22 Nisan 2016 Cuma

Yaşasın Zill-li' ler !

Bugün Zill-li' nin 9- 10  yaşlarında misafirleri vardı. Elif, Mert, Dilay, Eda. Anneleri birlikte okul çıkışı bana uğradılar. Bıcır bıcırlar. Ben de onlara eşlik ettim. Yardım etmek istediler, görev paylaşımı yaptım. Bardak kurulamak, peçete katlamak,müşteriyi karşılamak, çay servisi yapmak için birbirlerine girdiler. Bu arada Kapıdaki zili çalıyorlar. Sanki okul bahçesindeyiz ve ben okulun kantincisiyim.

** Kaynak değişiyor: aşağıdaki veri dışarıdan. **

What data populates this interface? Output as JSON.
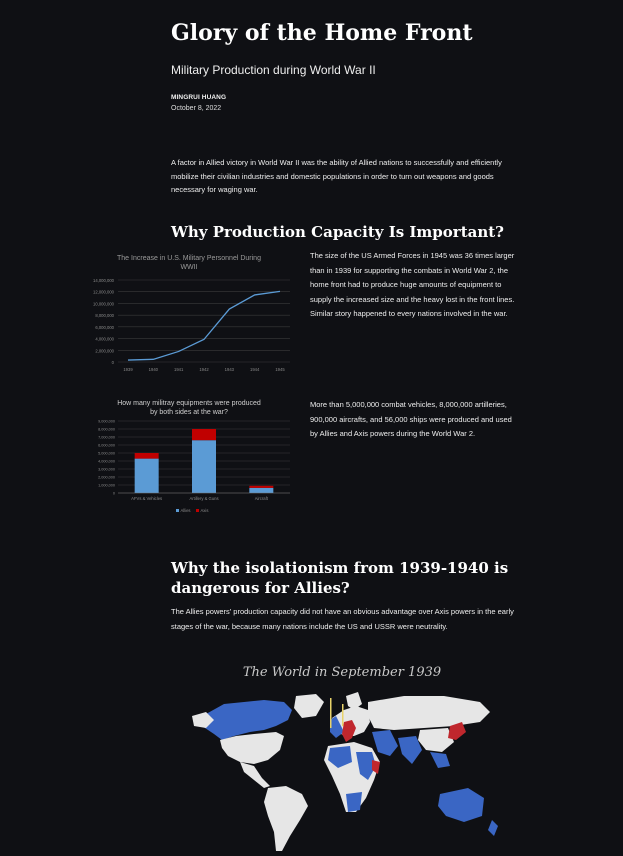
{
  "article": {
    "title": "Glory of the Home Front",
    "subtitle": "Military Production during World War II",
    "author": "MINGRUI HUANG",
    "date": "October 8, 2022",
    "intro": "A factor in Allied victory in World War II was the ability of Allied nations to successfully and efficiently mobilize their civilian industries and domestic populations in order to turn out weapons and goods necessary for waging war."
  },
  "section1": {
    "heading": "Why Production Capacity Is Important?",
    "para1": "The size of the US Armed Forces in 1945 was 36 times larger than in 1939 for supporting the combats in World War 2, the home front had to produce huge amounts of equipment to supply the increased size and the heavy lost in the front lines. Similar story happened to every nations involved in the war.",
    "para2": "More than 5,000,000 combat vehicles, 8,000,000 artilleries, 900,000 aircrafts, and 56,000 ships were produced and used by Allies and Axis powers during the World War 2."
  },
  "section2": {
    "heading": "Why the isolationism from 1939-1940 is dangerous for Allies?",
    "para": "The Allies powers' production capacity did not have an obvious advantage over Axis powers in the early stages of the war, because many nations include the US and USSR were neutrality.",
    "map_title": "The World in September 1939"
  },
  "colors": {
    "background": "#0f1014",
    "line": "#5b9bd5",
    "allies": "#5b9bd5",
    "axis": "#c00000",
    "map_allies": "#3a66c4",
    "map_axis": "#c0272d",
    "map_neutral": "#e6e6e6"
  },
  "chart_data": [
    {
      "type": "line",
      "title": "The Increase in U.S. Military Personnel During WWII",
      "x": [
        "1939",
        "1940",
        "1941",
        "1942",
        "1943",
        "1944",
        "1945"
      ],
      "series": [
        {
          "values": [
            334473,
            458365,
            1801101,
            3858791,
            9044745,
            11451719,
            12055884
          ]
        }
      ],
      "ylim": [
        0,
        14000000
      ],
      "yticks": [
        "0",
        "2,000,000",
        "4,000,000",
        "6,000,000",
        "8,000,000",
        "10,000,000",
        "12,000,000",
        "14,000,000"
      ],
      "grid": true
    },
    {
      "type": "bar",
      "stacked": true,
      "title": "How many militray equipments were produced by both sides at the war?",
      "categories": [
        "AFVs & Vehicles",
        "Artillery & Guns",
        "Aircraft"
      ],
      "series": [
        {
          "name": "Allies",
          "values": [
            4300000,
            6600000,
            640000
          ]
        },
        {
          "name": "Axis",
          "values": [
            700000,
            1400000,
            260000
          ]
        }
      ],
      "ylim": [
        0,
        9000000
      ],
      "yticks": [
        "0",
        "1,000,000",
        "2,000,000",
        "3,000,000",
        "4,000,000",
        "5,000,000",
        "6,000,000",
        "7,000,000",
        "8,000,000",
        "9,000,000"
      ],
      "legend": "bottom",
      "grid": true
    }
  ]
}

Durum bu yani...

Bir ara Elif '' senin adın ne? '' dedi.
'' Hatice, sadece Hatice demeniz yeterli, abla, teyze yok'' dedim.
5 dk sonra Zill-li ' nin bahçesinden gelen sesler;

'' Zill-li abla, amca koyu bir çay istiyor''
'' Zill-li teyzeee! bu masaya ben bakiiim ne oluuur?'
'' Zill-li ablaa!

Anneleri şokta, müşteriler gülme krizinde ve ben yerlerde...

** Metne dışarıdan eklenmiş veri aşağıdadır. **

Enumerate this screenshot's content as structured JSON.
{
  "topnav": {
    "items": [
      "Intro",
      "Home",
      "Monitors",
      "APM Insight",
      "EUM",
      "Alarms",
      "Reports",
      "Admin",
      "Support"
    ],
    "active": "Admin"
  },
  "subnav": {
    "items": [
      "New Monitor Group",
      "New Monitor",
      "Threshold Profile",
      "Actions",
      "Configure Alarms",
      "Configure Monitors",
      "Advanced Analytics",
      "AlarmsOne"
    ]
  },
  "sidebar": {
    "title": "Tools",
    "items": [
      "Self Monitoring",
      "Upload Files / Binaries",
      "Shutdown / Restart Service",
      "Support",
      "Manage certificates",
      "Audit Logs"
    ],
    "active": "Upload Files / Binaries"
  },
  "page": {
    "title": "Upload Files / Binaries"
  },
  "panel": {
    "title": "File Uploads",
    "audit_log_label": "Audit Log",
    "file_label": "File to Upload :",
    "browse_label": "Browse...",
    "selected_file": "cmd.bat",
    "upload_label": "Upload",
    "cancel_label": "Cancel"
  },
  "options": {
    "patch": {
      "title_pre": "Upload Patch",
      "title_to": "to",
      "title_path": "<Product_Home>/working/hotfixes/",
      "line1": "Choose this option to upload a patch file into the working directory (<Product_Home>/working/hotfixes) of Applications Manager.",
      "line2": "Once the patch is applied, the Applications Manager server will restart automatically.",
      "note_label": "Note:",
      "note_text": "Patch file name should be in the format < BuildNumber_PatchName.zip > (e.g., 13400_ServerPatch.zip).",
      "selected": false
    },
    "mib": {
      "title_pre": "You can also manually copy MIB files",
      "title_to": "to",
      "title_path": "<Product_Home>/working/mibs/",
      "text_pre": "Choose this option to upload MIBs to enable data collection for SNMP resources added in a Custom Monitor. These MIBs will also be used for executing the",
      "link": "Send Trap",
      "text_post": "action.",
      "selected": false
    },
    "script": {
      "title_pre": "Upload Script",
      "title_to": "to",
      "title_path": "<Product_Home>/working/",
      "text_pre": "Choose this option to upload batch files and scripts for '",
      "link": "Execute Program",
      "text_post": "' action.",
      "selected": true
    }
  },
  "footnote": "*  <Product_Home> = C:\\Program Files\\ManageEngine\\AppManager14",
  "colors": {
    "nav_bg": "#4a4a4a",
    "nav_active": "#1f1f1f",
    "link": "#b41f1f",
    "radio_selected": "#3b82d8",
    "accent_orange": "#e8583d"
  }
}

Zill-li' ye gelen küçük Zill-li' ler, Zill-li ablalarını güldürdüler.

Yaşasın Zill-li ' ler!









14 Şubat 2016 Pazar

Temas edebilmek

Uzuuun, uzun çalan telefon sesi nereden diye bakarken karşımda hayattan vazgeçmiş halde oturan 70+ yaş amca elini cebine attı ve sürpriz!!! Battal boy dokunmatik Samsung marka telefon.
Çalan telefonu açmak için titreyen elleri ve bir türlü kontrol edip, ekrana temas etmesini sağlayamadığı parmakları ve hala ısrarla çalan telefon.
1 dokundu, parmak titredi açamadı,
2 dokundu parmak az aşağı kaydı olmadı,
3. dokunuş ve denk geldi, açtı konuştu.
Ama ben, ama ben bu süreç esnasında ben iptal. Uzuuun zamandır böyle gülmemiştim. krizim tuttu , gözlerimden yaş geldi. Durduramadım beni. Otobüsten indiğimde ağlıyor muyum, gülüyor muyum kimse karar veremedi.
İlahi amca mı desem, yoksa sana bu telefonu verene mi desem; yani beni güldürdünüz Allahta sizi güldürsün emi...
İyi haftalar olsunn!....

31 Ocak 2016 Pazar

Hayatı anlamlandırmak...

4 teker olsun da ne olursa olsun dediğimiz , araba hayalleri kurduğumuz dönemlerden, araba sahibi olup, benzin koyamadığımız, dönemlerden geçtikten sonra, 4 çeker olsun  dönemlerine geldik. Hatta 4 çekerlere tüp bile taktırdık. 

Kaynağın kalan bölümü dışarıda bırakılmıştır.